Rush University Medical Center develops a highly accurate test that can be used with dried blood spot samples.
In a recent LabRoots webinar, Dr. Imad Tarhoni from Rush University Medical Center in Chicago offered a look at how his team developed a multiplex serological assay that they believe could be the cornerstone to a large-scale national COVID-19 testing strategy. They built the assay using xMAP® Technology to take advantage of its strong performance and multiplexing capabilities.
In his presentation, Tarhoni noted that large-scale community testing will be essential for controlling the pandemic, particularly because so many infected individuals never exhibit symptoms. Nucleic acid testing for viral RNA, while effective, is only useful for a short period of time after infection. That’s why Tarhoni believes that serological assays, which can detect antibodies to the SARS-CoV-2 virus after infection, will be so important for population-scale testing.
This kind of testing has been limited thus far because until recently, existing COVID-19 serology tests weren’t sensitive or specific enough to avoid false negative or false positive results.
To address this problem, Tarhoni and his team used xMAP Technology to develop a new serology assay for COVID-19—one that would take advantage of its multiplexing capabilities by incorporating four viral antigens, ensuring the most accurate results possible. Whether a person has developed antibodies to the virus’s spike, nucleocapsid, membrane, or envelope protein, this test can detect a true positive result.
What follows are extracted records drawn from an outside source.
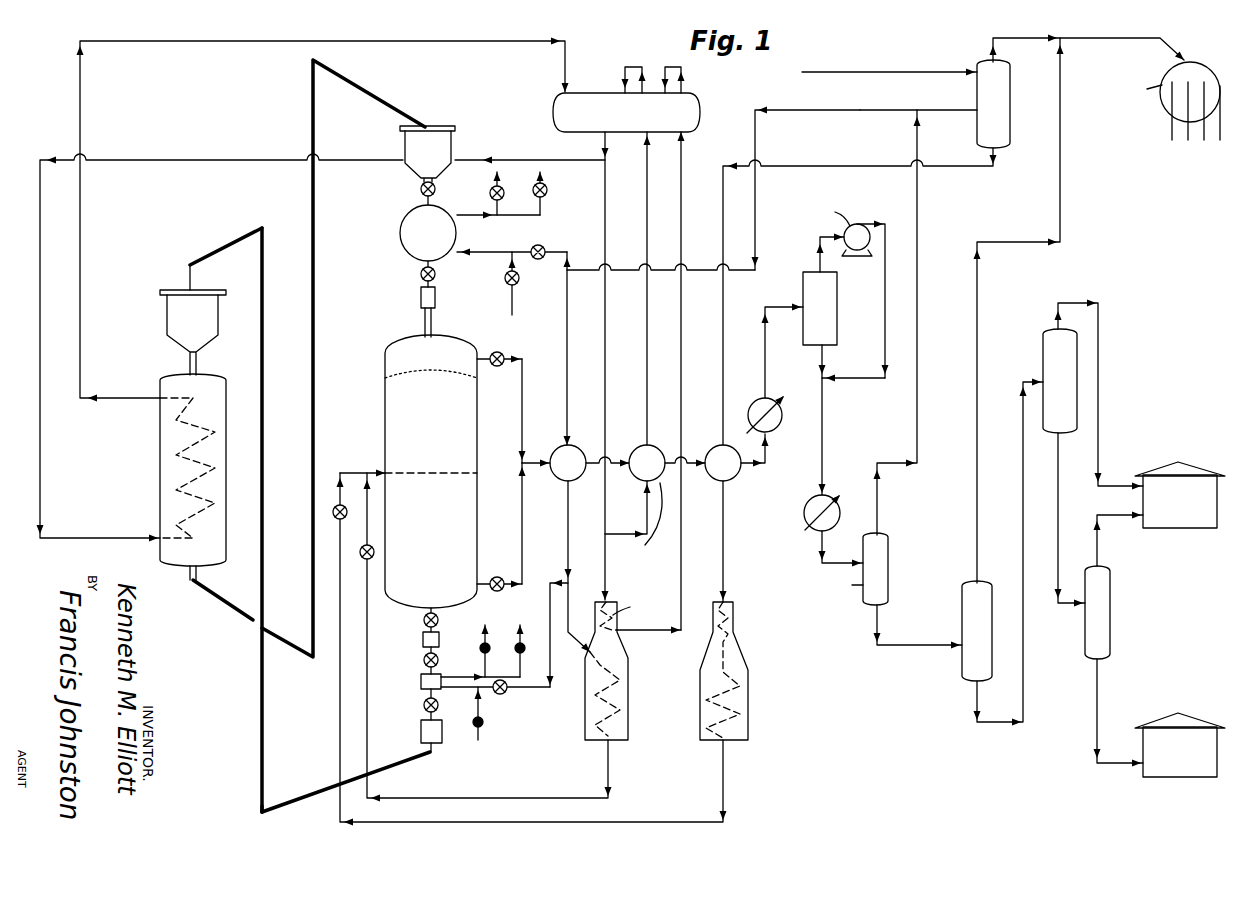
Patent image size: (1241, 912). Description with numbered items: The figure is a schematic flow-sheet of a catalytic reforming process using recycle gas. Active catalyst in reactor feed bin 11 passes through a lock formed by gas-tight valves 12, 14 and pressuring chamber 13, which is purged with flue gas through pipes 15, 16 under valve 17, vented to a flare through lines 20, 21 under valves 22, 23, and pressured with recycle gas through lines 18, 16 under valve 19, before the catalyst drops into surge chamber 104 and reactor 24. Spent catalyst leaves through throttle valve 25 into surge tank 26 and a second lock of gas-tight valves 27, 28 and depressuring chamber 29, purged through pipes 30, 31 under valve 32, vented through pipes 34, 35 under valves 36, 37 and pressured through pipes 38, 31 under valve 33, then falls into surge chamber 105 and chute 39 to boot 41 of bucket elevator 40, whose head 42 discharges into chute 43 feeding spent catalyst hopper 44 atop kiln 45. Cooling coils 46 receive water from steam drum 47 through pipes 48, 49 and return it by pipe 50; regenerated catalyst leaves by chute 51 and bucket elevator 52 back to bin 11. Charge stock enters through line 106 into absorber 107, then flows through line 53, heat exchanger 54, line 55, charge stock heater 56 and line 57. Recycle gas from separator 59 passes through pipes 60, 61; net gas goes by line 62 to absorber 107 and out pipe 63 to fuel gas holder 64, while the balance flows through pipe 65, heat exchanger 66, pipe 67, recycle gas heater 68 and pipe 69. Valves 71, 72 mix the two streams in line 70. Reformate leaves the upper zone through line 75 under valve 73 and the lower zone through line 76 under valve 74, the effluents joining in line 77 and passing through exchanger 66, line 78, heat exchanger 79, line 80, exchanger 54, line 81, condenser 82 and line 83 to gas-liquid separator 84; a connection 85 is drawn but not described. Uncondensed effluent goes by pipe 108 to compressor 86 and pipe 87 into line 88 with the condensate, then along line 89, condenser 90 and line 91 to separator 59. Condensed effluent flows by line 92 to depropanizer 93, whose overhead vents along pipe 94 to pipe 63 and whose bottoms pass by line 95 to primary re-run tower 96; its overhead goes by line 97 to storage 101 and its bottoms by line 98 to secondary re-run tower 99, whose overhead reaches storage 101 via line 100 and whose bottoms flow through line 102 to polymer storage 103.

The reactor feed bin 11 is at (427, 154).
The gas-tight valve 12 is at (420, 189).
The pressuring chamber 13 is at (399, 233).
The gas-tight valve 14 is at (420, 274).
The surge chamber 104 is at (420, 298).
The pipe 15 is at (506, 270).
The pipe 16 is at (488, 252).
The valve 17 is at (505, 285).
The line 18 is at (566, 250).
The valve 19 is at (540, 245).
The line 20 is at (474, 214).
The line 21 is at (543, 213).
The valve 22 is at (547, 190).
The valve 23 is at (500, 188).
The reactor 24 is at (431, 471).
The throttle valve 25 is at (423, 620).
The surge tank 26 is at (422, 640).
The gas-tight valve 27 is at (423, 660).
The gas-tight valve 28 is at (423, 705).
The depressuring chamber 29 is at (420, 683).
The surge chamber 105 is at (420, 733).
The pipe 30 is at (482, 742).
The pipe 31 is at (448, 690).
The valve 32 is at (474, 728).
The valve 33 is at (498, 694).
The pipe 34 is at (467, 676).
The pipe 35 is at (518, 660).
The valve 36 is at (516, 643).
The valve 37 is at (480, 644).
The pipe 38 is at (540, 690).
The chute 39 is at (314, 794).
The elevator 40 is at (264, 456).
The boot 41 is at (260, 812).
The elevator head 42 is at (258, 225).
The chute 43 is at (222, 248).
The spent catalyst hopper 44 is at (193, 332).
The kiln 45 is at (160, 485).
The cooling coils 46 is at (176, 422).
The steam drum 47 is at (700, 97).
The pipe 48 is at (600, 145).
The pipe 49 is at (212, 158).
The pipe 50 is at (82, 282).
The chute 51 is at (222, 604).
The bucket elevator 52 is at (310, 300).
The line 53 is at (958, 165).
The heat exchanger 54 is at (723, 463).
The line 55 is at (727, 555).
The charge stock heater 56 is at (750, 720).
The line 57 is at (338, 686).
The separator 59 is at (888, 558).
The pipe 60 is at (920, 288).
The pipe 61 is at (805, 110).
The line 62 is at (950, 110).
The pipe 63 is at (1075, 40).
The fuel gas holder 64 is at (1202, 66).
The pipe 65 is at (565, 300).
The heat exchanger 66 is at (568, 463).
The pipe 67 is at (565, 548).
The recycle gas heater 68 is at (630, 700).
The pipe 69 is at (522, 797).
The line 70 is at (372, 470).
The valve 71 is at (363, 560).
The valve 72 is at (345, 516).
The valve 73 is at (510, 352).
The valve 74 is at (506, 575).
The line 75 is at (524, 383).
The line 76 is at (524, 518).
The line 77 is at (533, 457).
The line 78 is at (617, 458).
The heat exchanger 79 is at (647, 306).
The line 80 is at (673, 458).
The line 81 is at (756, 466).
The condenser 82 is at (755, 401).
The line 83 is at (763, 328).
The gas-liquid separator 84 is at (838, 320).
The line 85 is at (617, 533).
The compressor 86 is at (852, 253).
The pipe 87 is at (883, 295).
The line 88 is at (826, 366).
The line 89 is at (825, 428).
The condenser 90 is at (804, 510).
The line 91 is at (833, 562).
The line 92 is at (895, 648).
The depropanizer 93 is at (960, 608).
The pipe 94 is at (1063, 190).
The line 95 is at (993, 724).
The primary re-run tower 96 is at (1042, 355).
The line 97 is at (1101, 388).
The line 98 is at (1056, 483).
The secondary re-run tower 99 is at (1100, 610).
The line 100 is at (1097, 517).
The storage 101 is at (1176, 515).
The line 102 is at (1095, 738).
The polymer storage 103 is at (1180, 756).
The line 106 is at (865, 73).
The absorber 107 is at (1000, 123).
The pipe 108 is at (818, 256).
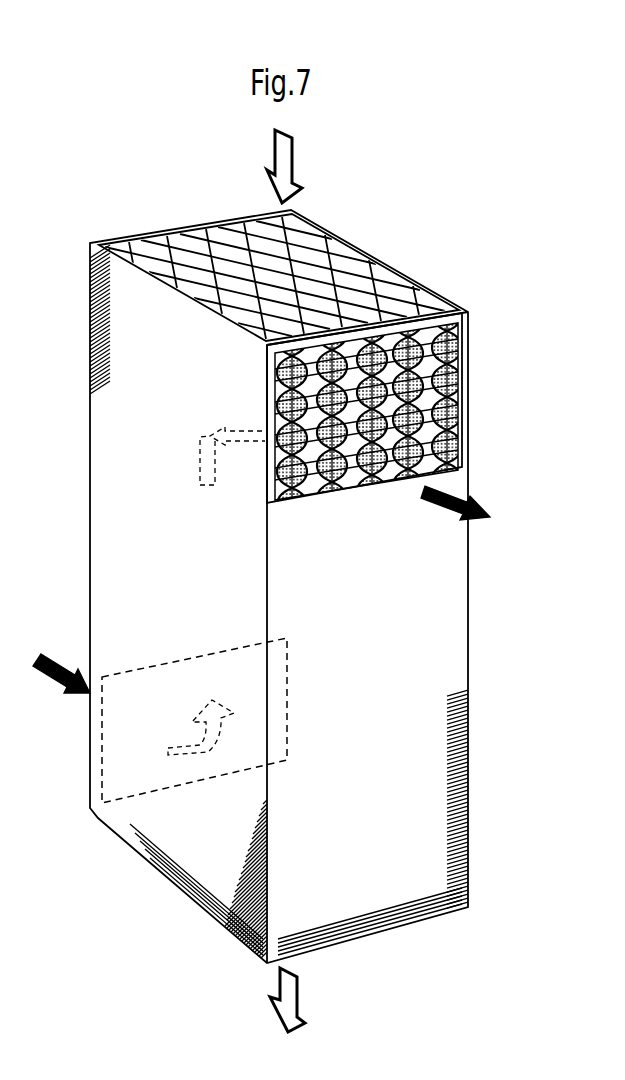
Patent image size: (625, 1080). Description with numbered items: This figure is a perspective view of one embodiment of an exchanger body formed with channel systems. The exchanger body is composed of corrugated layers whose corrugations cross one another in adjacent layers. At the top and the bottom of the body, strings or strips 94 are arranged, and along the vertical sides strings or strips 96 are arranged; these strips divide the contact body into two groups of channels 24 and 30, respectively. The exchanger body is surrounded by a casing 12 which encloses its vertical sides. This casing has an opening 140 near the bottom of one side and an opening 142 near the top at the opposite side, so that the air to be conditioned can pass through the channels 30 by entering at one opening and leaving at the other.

The housing 12 is at (468, 623).
The channels 24 is at (362, 282).
The channels 30 is at (430, 363).
The strings or strips 94 is at (400, 290).
The strings or strips 96 is at (447, 395).
The opening 140 is at (100, 764).
The opening 142 is at (463, 438).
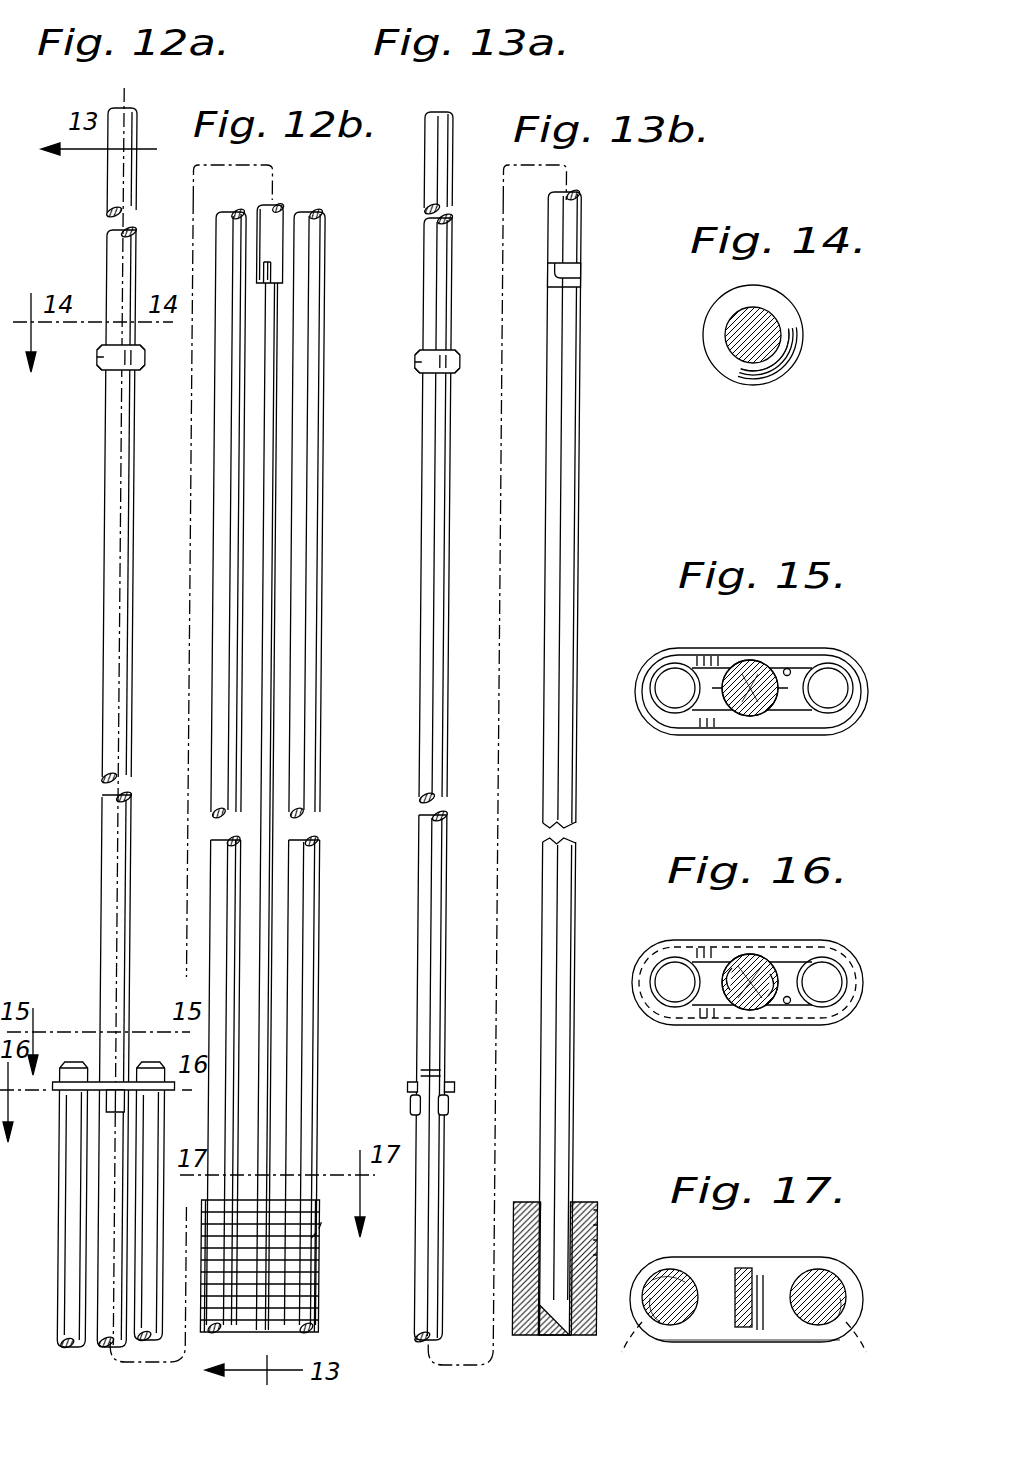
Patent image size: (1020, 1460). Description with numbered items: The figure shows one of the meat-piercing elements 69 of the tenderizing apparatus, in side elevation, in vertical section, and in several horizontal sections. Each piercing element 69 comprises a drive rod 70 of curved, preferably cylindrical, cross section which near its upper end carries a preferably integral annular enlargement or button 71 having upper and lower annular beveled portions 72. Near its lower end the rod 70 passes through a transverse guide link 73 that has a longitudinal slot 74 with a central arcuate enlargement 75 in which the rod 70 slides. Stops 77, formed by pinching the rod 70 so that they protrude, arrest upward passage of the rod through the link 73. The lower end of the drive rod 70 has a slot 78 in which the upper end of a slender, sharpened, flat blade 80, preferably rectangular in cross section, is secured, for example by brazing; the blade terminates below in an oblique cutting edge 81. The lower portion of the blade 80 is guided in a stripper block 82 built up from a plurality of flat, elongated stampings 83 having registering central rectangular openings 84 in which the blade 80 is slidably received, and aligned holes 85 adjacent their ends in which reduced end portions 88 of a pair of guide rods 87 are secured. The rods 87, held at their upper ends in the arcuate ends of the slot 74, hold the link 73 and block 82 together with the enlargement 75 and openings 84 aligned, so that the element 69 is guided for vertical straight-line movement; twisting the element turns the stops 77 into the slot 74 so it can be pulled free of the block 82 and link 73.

In FIG. 12A, the meat-piercing element 69 is at (86, 644).
In FIG. 12A, the drive rod 70 is at (108, 245).
In FIG. 12B, the drive rod 70 is at (279, 206).
In FIG. 13A, the drive rod 70 is at (428, 232).
In FIG. 13B, the drive rod 70 is at (580, 200).
In FIG. 14, the drive rod 70 is at (768, 340).
In FIG. 15, the drive rod 70 is at (748, 664).
In FIG. 16, the drive rod 70 is at (752, 1010).
In FIG. 12A, the annular enlargement or button 71 is at (101, 360).
In FIG. 13A, the annular enlargement or button 71 is at (419, 358).
In FIG. 14, the annular enlargement or button 71 is at (722, 303).
In FIG. 12A, the annular beveled portions 72 is at (141, 372).
In FIG. 13A, the annular beveled portions 72 is at (458, 374).
In FIG. 14, the annular beveled portions 72 is at (728, 365).
In FIG. 12A, the transverse guide link 73 is at (62, 1086).
In FIG. 13A, the transverse guide link 73 is at (410, 1086).
In FIG. 15, the transverse guide link 73 is at (674, 650).
In FIG. 16, the transverse guide link 73 is at (682, 942).
In FIG. 15, the longitudinal slot 74 is at (790, 668).
In FIG. 16, the longitudinal slot 74 is at (792, 1003).
In FIG. 13A, the central arcuate enlargement 75 is at (422, 1076).
In FIG. 15, the central arcuate enlargement 75 is at (780, 706).
In FIG. 12A, the stops 77 is at (112, 1102).
In FIG. 13A, the stops 77 is at (414, 1104).
In FIG. 15, the stops 77 is at (744, 712).
In FIG. 16, the stops 77 is at (716, 1000).
In FIG. 12B, the slot 78 is at (280, 272).
In FIG. 13B, the slot 78 is at (586, 271).
In FIG. 12B, the blade 80 is at (274, 380).
In FIG. 13B, the blade 80 is at (572, 514).
In FIG. 17, the blade 80 is at (761, 1330).
In FIG. 13B, the pointed tip 81 is at (552, 1333).
In FIG. 12B, the stripper block 82 is at (330, 1259).
In FIG. 13B, the stripper block 82 is at (518, 1345).
In FIG. 17, the stripper block 82 is at (830, 1258).
In FIG. 12B, the stampings 83 is at (322, 1300).
In FIG. 13B, the stampings 83 is at (598, 1255).
In FIG. 17, the stampings 83 is at (706, 1265).
In FIG. 13B, the central rectangular openings 84 is at (546, 1205).
In FIG. 17, the central rectangular openings 84 is at (738, 1325).
In FIG. 12B, the aligned holes 85 is at (219, 1330).
In FIG. 17, the aligned holes 85 is at (842, 1320).
In FIG. 12B, the guide rods 87 is at (214, 845).
In FIG. 15, the guide rods 87 is at (834, 702).
In FIG. 16, the guide rods 87 is at (830, 996).
In FIG. 17, the guide rods 87 is at (801, 1278).
In FIG. 12B, the reduced end portions 88 is at (324, 1238).
In FIG. 17, the reduced end portions 88 is at (640, 1322).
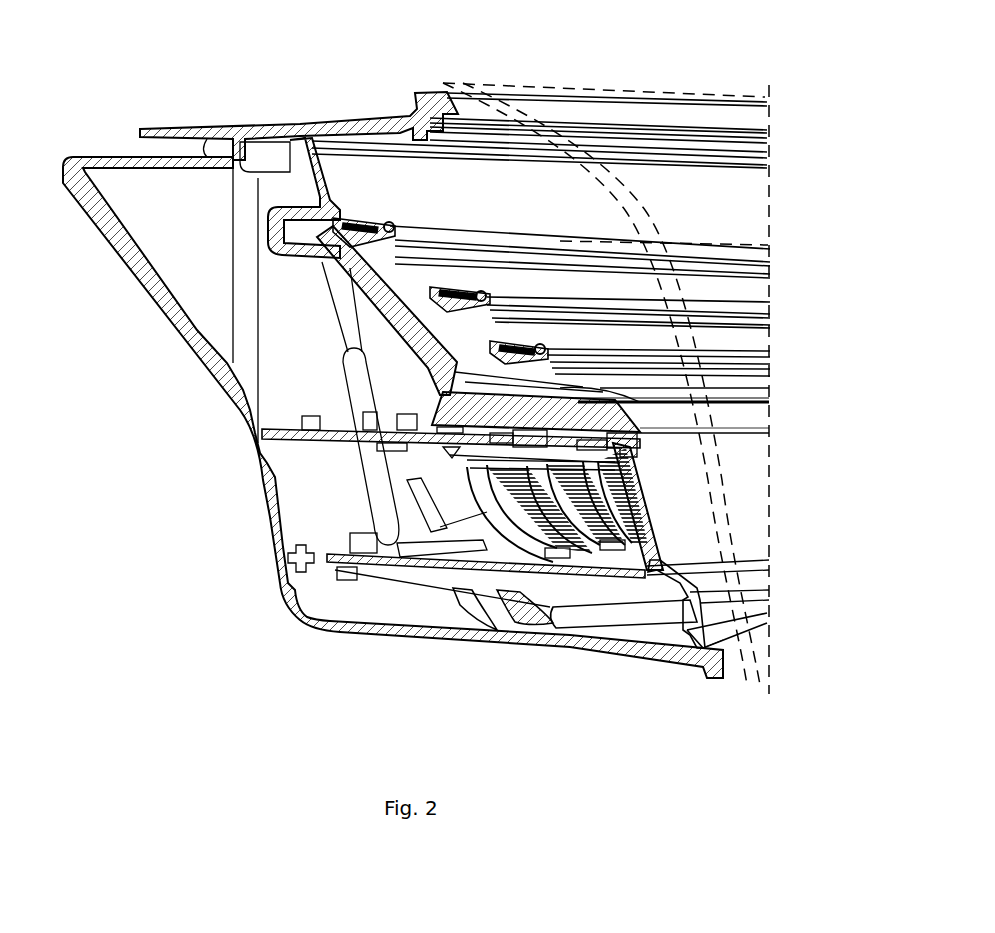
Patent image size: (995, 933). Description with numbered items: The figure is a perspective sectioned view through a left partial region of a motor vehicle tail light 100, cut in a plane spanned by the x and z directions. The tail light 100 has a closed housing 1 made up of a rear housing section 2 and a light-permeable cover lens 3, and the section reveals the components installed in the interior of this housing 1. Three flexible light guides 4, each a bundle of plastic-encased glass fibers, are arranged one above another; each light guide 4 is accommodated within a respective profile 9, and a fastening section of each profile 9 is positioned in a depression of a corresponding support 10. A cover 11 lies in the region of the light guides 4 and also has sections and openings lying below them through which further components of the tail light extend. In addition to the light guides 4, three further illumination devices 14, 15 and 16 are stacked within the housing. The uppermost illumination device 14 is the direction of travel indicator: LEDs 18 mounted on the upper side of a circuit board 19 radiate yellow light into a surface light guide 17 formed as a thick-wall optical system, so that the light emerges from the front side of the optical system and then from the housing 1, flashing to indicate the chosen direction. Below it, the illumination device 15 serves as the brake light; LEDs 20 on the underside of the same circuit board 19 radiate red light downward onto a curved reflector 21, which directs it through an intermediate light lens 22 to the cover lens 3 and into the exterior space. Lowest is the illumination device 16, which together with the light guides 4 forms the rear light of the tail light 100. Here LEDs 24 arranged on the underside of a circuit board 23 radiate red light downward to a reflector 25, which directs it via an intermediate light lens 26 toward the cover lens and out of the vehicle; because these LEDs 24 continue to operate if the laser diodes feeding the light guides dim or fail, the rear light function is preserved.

The tail light 100 is at (603, 70).
The housing 1 is at (350, 113).
The rear housing section 2 is at (127, 252).
The cover lens 3 is at (752, 212).
The light guide 4 is at (390, 224).
The profile 9 is at (458, 232).
The support 10 is at (335, 218).
The cover 11 is at (288, 173).
The illumination device 14 is at (683, 432).
The illumination device 15 is at (695, 540).
The illumination device 16 is at (760, 620).
The surface light guide 17 is at (648, 416).
The LED 18 is at (437, 393).
The circuit board 19 is at (270, 430).
The LED 20 is at (443, 455).
The reflector 21 is at (420, 482).
The intermediate light lens 22 is at (706, 568).
The circuit board 23 is at (340, 570).
The LED 24 is at (523, 590).
The reflector 25 is at (537, 623).
The intermediate light lens 26 is at (687, 617).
The scientists conjugated all four antigens onto xMAP beads and optimized the assay for linearity, detection limits, precision, cross-reactivity, and more. Next, they dove into validation studies to ensure that the assay delivered reliable results using dried blood spot samples, which would be the most useful sample type for a nationwide testing strategy. In addition to confirming the utility of dried blood spots, they also demonstrated strong results from 384-well microtiter plates, which will be needed for any high-throughput approach. Importantly, by reducing the antibody capture incubation step, they brought the turnaround time down to less than four hours, with no loss in assay performance.
For clinical validation, the team launched a number of studies encompassing more than 1,000 samples from control populations and COVID-19-positive populations. The final review, including 1,178 cases collected at least six days after infection, demonstrated an assay sensitivity of 100%, specificity of 99.6%, and accuracy of 99.6%. “That is outstanding performance compared to other tests,” Tarhoni said.
He noted that the ability to test dried blood spot samples—which could be collected at home and mailed to labs for analysis—provides a convenient, cost-effective means of testing large groups of people. Information gathered from such testing could guide policy decisions about when to stay home and when it’s safe to return to work. It would also be important for evaluating plasma in blood banks for use in convalescent plasma therapy, monitoring vaccine efficacy, and epidemiological surveillance.